The present invention relates to a process for the deposition by epitaxy of a doped material, as well as to an apparatus making it possible to perform this process.
It is more particularly used in the production of electronic or microelectronic components formed from several superimposed thin films, which are in particular semiconductive and which are differently doped. The main semiconductor materials used are silicon or III-V materials, such as gallium arsenide. The invention makes it possible to produce ultra-high frequency diodes, heterojunction lasers and very fast transistors, such as silicon--metal--silicon or SMS transistors, or permeable base transistors (base in the form of a gate).
The thin semiconductive films are generally produced by epitaxy on a monocrystalline semiconductor substrate. The presently known epitaxy methods are liquid phase epitaxy (LPE), chemical vapour phase epitaxy (CVD) and molecular beam epitaxy (MBE).
Among these different epitaxy methods, molecular jet epitaxy has intrinsically higher performance levels, particularly for obtaining very thin films of a few nanometers, with a perfectly planar surface and a very abrupt interface. A molecular beam epitaxy process and apparatus are described in an article by Y. OTA, published in J. Appl. Phys, 51(2), February 1980, pp 1102-1110 entitled "Silicon molecular beam epitaxy with simultaneous ion implant doping".
In this method, in a tight enclosure are formed molecular fluxes or beams of the material to undergo epitaxy, e.g. silicon and the heated substrate is subject to the action of these molecular beams, as well as to the action of a doping particle beam.
The substrate heating temperature is relatively low (600.degree. to 850.degree. C.) compared with other deposition processes and particularly chemical vapor phase deposition process (1000.degree. to 1200.degree. C.). At this low temperature, there is no diffusion of the doping particles and consequently it is possible to produce differently doped superimposed layers with an extremely abrupt doping profile, which is indispensable for fast components.
However, this deposition procedure causes a certain number of problems, particularly with respect to the doping of semiconductor layers. Thus, for certain doping particles, e.g. arsenic, phosphorus antimony, etc, used for a p-type doping of the silicon, a very disturbing phenomenon appears.
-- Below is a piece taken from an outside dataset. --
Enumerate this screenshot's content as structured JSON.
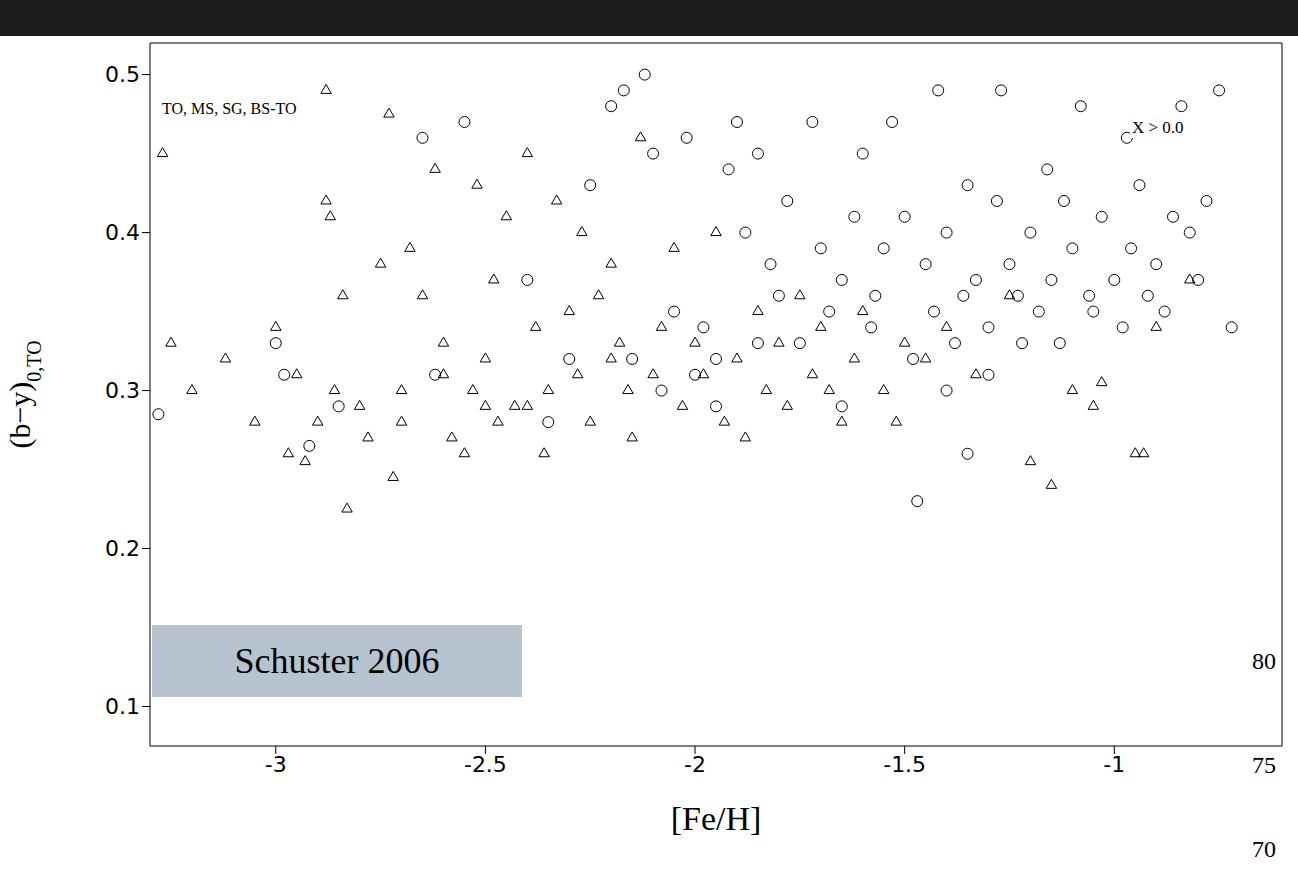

In particular, the doping material is evaporated in the form of molecular of type X.sub.4 (As.sub.4, P.sub.4, etc) and at the relatively low substrate heating temperature of 600.degree. to 850.degree. C., there is a doping gas vapour tension, which as the effect that a majority of the doping molecules which touch the surface of the semiconductor layer undergoing epitaxy, do not integrate with said layer and instead return to the doping gas.
It has been possible to determine a "bonding coefficient" which is in practice approximately 10.sup.-4, i.e. one doping atom is integrated with the layer undergoing epitaxial growth for 10,000 atoms on the surface thereof. This low "bonding coefficient" makes it necessary to inject into the epitaxy enclosure, in which there is a very high vacuum, a large amount of a doping gas, which is incompatible with the need of maintaining an ultra-high vacuum.
One of the presently proposed solutions for increasing the "bonding coefficient" on the substrate to undergo epitaxy consists of polarizing said substrate. This substrate polarization makes it possible to attract ionized doping particles which then strike the substrate surface. Unfortunately, this bombardment of ionized particles leads to damage to the epitactic layer by producing numerous crystalline faults in said layer, which can bring about the formation of a substantially amorphous layer (sputtering effect).